Page:Dumas - La Tulipe noire (1892).djvu/257

La bibliothèque libre.
Cette page a été validée par deux contributeurs.

— Oui, monsieur, murmura Rosa éperdue ; oui, je suis forcée de l’avouer, je le voyais tous les jours.

— Malheureuse ! s’écria M. van Systens.

Le prince leva la tête en observant l’effroi de Rosa et la pâleur du président.

— Cela, dit-il de sa voix nette et fermement accentuée, cela ne regarde pas les membres de la Société horticole ; ils ont à juger de la tulipe noire et ne connaissent pas les délits politiques. Continuez, jeune fille, continuez.

Van Systens, par un éloquent regard, remercia au nom des tulipes le nouveau membre de la Société horticole.

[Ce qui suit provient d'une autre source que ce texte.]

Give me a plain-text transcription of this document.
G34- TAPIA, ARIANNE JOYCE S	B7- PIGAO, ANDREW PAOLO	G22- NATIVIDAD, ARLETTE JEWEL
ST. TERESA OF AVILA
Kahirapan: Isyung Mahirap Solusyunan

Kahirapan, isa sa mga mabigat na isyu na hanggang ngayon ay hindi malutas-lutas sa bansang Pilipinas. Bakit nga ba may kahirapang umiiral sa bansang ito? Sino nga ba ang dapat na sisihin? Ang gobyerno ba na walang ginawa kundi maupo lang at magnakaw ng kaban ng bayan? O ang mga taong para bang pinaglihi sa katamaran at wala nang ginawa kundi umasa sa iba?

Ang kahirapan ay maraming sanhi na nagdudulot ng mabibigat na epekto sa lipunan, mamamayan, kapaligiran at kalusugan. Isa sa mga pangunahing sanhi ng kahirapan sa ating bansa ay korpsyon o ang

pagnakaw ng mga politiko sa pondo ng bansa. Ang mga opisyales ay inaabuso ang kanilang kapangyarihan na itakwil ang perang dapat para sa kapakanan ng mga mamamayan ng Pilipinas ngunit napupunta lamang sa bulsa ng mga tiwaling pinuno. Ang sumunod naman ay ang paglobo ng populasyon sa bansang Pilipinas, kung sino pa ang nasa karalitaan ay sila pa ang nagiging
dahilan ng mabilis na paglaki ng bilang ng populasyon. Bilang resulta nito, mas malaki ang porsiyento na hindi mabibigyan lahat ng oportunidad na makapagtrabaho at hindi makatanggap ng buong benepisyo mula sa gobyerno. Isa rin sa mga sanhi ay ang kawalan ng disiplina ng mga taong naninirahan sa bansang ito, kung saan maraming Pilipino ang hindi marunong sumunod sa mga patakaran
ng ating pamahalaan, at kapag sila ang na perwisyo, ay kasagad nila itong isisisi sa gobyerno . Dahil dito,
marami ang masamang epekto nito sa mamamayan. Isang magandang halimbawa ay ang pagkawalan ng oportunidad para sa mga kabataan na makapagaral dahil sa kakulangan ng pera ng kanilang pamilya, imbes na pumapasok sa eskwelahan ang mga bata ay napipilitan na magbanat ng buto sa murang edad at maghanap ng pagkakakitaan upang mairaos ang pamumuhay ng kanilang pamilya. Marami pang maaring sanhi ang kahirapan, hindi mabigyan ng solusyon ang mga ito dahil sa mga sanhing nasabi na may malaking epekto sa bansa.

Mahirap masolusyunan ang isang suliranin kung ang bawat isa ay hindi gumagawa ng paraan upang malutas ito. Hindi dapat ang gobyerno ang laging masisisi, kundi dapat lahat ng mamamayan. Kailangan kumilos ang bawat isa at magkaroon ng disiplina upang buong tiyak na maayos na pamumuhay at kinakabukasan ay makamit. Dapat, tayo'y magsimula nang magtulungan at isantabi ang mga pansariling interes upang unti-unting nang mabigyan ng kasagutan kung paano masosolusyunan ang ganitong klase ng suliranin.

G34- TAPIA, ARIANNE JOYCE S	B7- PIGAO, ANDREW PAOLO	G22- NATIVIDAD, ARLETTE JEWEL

Rosa, rassurée par cette espèce d’encouragement que lui avait donné l’inconnu, raconta tout ce qui s’était passé depuis trois mois, tout ce qu’elle avait fait, tout ce qu’elle avait souffert. Elle parla des duretés de Gryphus, de la destruction du premier caïeu, de la douleur du prisonnier, des précautions prises pour que le second caïeu arrivât bien, de la patience du prisonnier, de ses angoisses pendant leur séparation ; comment il avait voulu mourir de faim parce qu’il n’avait plus de nouvelles de sa tulipe ; de la joie qu’il avait éprouvée à leur réunion, enfin de leur désespoir à tous deux lorsqu’ils avaient su que la tulipe qui venait de fleurir leur avait été volée une heure après sa floraison.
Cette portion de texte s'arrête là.